The complaint notes that many participants in the ARC program are referred to the Salvation Army by courts, as a condition of parole or probation for criminal offenses.

Others “walk in” the program, arriving by choice. These the complaint notes are those who are homeless or otherwise “economically vulnerable.”

The complaint accuses the Salvation Army of essentially leveraging ARC participants’ situations against them.

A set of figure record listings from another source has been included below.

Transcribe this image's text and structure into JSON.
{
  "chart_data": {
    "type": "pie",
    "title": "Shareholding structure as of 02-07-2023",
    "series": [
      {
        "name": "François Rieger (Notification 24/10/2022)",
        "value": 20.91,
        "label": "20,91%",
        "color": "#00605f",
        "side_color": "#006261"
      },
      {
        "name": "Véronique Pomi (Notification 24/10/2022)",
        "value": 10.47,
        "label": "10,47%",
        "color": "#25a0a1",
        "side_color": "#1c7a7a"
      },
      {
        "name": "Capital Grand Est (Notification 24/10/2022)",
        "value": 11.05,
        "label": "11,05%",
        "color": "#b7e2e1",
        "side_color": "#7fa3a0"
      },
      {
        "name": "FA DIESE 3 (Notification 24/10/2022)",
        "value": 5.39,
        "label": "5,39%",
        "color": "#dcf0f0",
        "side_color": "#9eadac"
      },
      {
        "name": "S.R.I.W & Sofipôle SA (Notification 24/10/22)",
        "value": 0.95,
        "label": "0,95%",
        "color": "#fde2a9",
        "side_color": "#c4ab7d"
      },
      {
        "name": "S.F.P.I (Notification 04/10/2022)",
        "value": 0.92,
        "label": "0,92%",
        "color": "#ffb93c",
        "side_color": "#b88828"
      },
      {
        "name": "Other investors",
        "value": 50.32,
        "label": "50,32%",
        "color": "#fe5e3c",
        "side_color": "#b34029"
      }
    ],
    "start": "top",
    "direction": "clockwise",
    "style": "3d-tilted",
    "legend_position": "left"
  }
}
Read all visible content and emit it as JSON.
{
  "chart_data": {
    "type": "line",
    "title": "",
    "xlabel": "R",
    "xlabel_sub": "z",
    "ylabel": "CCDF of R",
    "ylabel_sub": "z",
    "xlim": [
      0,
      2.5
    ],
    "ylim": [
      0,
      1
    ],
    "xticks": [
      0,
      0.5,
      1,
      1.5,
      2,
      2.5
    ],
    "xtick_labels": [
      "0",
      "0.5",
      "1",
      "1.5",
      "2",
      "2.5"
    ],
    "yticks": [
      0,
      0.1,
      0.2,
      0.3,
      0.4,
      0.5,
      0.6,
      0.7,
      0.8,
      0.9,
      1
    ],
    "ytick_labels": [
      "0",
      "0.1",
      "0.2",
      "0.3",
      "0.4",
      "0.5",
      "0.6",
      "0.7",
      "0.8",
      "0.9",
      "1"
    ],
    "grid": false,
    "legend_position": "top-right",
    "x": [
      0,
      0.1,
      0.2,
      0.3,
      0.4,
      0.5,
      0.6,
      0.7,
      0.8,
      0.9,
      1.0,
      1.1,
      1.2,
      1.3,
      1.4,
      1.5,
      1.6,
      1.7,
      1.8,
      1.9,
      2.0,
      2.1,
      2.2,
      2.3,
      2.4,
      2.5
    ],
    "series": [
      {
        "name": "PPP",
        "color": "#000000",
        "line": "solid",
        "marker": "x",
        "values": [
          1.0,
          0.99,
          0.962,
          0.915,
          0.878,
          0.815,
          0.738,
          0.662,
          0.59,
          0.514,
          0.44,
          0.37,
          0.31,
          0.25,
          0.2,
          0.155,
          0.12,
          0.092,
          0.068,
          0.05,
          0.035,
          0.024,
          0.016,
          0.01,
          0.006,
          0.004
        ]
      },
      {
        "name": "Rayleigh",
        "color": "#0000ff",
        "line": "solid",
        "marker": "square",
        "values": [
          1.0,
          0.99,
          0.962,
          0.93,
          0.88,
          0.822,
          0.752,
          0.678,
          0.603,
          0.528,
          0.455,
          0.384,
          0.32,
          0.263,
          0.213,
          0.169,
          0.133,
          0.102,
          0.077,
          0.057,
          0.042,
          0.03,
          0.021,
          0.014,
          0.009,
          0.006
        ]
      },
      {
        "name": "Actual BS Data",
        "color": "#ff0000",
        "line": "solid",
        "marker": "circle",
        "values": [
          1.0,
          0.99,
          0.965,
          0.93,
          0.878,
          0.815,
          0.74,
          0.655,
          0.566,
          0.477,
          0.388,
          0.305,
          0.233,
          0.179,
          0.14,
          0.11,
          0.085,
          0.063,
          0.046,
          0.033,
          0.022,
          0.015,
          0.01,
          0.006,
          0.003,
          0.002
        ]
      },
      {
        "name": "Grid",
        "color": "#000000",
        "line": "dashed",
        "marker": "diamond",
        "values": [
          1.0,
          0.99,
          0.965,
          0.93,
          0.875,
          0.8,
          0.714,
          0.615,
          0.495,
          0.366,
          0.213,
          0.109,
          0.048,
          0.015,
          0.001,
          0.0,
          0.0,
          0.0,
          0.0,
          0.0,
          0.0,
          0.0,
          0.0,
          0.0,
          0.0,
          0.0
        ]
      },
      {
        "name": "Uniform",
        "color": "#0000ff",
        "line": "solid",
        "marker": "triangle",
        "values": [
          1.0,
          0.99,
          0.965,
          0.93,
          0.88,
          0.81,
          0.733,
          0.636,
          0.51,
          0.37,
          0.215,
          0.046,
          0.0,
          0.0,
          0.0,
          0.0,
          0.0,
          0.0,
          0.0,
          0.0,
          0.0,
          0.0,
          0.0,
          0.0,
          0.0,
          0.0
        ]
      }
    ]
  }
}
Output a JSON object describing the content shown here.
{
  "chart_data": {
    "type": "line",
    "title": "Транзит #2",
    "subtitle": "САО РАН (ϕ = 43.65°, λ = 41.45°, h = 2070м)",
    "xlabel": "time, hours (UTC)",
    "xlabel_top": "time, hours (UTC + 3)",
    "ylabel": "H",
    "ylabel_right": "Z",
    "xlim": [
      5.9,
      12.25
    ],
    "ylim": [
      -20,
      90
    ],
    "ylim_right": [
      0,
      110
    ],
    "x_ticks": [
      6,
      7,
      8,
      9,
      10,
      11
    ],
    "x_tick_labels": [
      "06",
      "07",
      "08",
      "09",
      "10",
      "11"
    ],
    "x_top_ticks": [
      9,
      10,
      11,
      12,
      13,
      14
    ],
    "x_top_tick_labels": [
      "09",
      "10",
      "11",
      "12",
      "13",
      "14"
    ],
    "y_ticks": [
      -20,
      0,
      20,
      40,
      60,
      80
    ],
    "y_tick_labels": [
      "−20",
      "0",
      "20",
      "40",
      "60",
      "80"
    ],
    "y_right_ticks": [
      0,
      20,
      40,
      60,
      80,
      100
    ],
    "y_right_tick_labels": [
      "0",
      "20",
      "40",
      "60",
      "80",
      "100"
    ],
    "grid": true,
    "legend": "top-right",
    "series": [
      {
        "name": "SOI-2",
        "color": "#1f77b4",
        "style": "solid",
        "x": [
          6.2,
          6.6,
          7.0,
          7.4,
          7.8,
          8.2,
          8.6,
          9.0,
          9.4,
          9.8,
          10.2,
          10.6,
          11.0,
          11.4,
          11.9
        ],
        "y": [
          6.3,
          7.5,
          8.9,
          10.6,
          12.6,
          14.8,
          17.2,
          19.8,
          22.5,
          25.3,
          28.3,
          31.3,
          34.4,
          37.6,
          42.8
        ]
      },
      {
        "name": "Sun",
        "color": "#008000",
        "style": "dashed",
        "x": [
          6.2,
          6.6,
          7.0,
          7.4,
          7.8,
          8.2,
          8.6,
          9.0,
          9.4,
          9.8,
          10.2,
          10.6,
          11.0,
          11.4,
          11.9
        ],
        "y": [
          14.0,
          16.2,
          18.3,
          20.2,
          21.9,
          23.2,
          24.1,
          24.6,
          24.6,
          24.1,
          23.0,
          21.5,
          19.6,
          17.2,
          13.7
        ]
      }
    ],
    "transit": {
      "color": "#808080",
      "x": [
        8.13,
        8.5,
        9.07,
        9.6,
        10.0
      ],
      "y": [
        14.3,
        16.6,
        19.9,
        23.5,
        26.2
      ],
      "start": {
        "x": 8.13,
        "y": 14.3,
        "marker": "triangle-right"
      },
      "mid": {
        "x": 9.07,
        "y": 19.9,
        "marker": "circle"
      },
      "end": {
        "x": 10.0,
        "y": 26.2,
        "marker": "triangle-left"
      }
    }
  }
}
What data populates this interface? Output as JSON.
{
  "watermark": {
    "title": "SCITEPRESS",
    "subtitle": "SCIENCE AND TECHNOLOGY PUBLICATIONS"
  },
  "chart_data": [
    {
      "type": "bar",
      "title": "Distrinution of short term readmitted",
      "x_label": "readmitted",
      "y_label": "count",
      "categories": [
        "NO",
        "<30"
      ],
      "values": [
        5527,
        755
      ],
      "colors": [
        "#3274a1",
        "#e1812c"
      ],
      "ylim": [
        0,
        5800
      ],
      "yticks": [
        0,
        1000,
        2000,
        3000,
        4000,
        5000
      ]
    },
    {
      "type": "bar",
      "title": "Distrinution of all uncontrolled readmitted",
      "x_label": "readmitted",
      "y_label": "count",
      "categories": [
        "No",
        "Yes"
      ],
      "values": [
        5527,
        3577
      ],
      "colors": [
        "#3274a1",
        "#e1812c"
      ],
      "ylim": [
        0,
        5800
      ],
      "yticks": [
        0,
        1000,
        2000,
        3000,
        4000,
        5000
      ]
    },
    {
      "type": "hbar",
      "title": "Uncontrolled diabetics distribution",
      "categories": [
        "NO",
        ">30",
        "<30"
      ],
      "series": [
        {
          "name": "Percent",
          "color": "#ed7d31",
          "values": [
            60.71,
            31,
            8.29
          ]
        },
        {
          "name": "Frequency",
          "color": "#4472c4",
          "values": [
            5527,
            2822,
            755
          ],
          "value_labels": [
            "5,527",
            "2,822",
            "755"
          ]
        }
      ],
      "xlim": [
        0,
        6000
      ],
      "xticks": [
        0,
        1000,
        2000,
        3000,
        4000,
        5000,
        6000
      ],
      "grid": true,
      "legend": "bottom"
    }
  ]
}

The complaint notes the Salvation Army compels all participants to agree to allow the ARC staff to restrict their contact with the outside world, and sign over all of their possessions and prior means of support, including cell phones and government benefits, including food stamps and EBT cards, for the duration of their time in the program.

This, the complaint alleges, makes all participants completely dependent on the Salvation Army for all of their needs.

Further, the complaint asserts the Salvation Army works against those referred to the program by the courts by threatening to report their refusal to participate or poor performance to their probation officers and the courts, which could result in their return to prison.

The complaint further alleges participants are not paid wages for their work at Salvation Army thrift stores and other facilities. Instead, they are paid “gratuities” of $1-$25 per week. The complaint claims ARC participants are required to work 40 hours per week, often in physically demanding jobs.

“The Salvation Army is clear about the terms of the exchange the ARC workforce must make: if they want a bed in an ARC facility, they must work full-time for effectively zero wages in The Salvation Army’s commercial stores and warehouses, in physically demanding and often dangerous jobs,” the complaint said. “The Salvation Army therefore engages in a scheme, plan, or pattern intended to cause its workers to believe that, if they do not perform the required labor, they will suffer serious harm including but not limited to financial instability, food insecurity, homelessness, and inability to obtain paid work.”

The complaint asserts the ARC program violates the federal Trafficking Victims Protection Reauthorization Act.

The plaintiffs seek to expand the action to potentially include anyone who has participated in the ARC program in the past 10 years, a number that could easily run into the hundreds of thousands of people. The complaint estimated 158,000 people participated in the ARC program nationwide in 2019 alone.

The plaintiffs asked the court to order the Salvation Army to pay unspecified damages under the TVPRA law, including punitive damages and attorney fees.

A spokesperson for the Salvation Army did not reply to a request for comment from the Cook County Record on Tuesday, Nov. 16.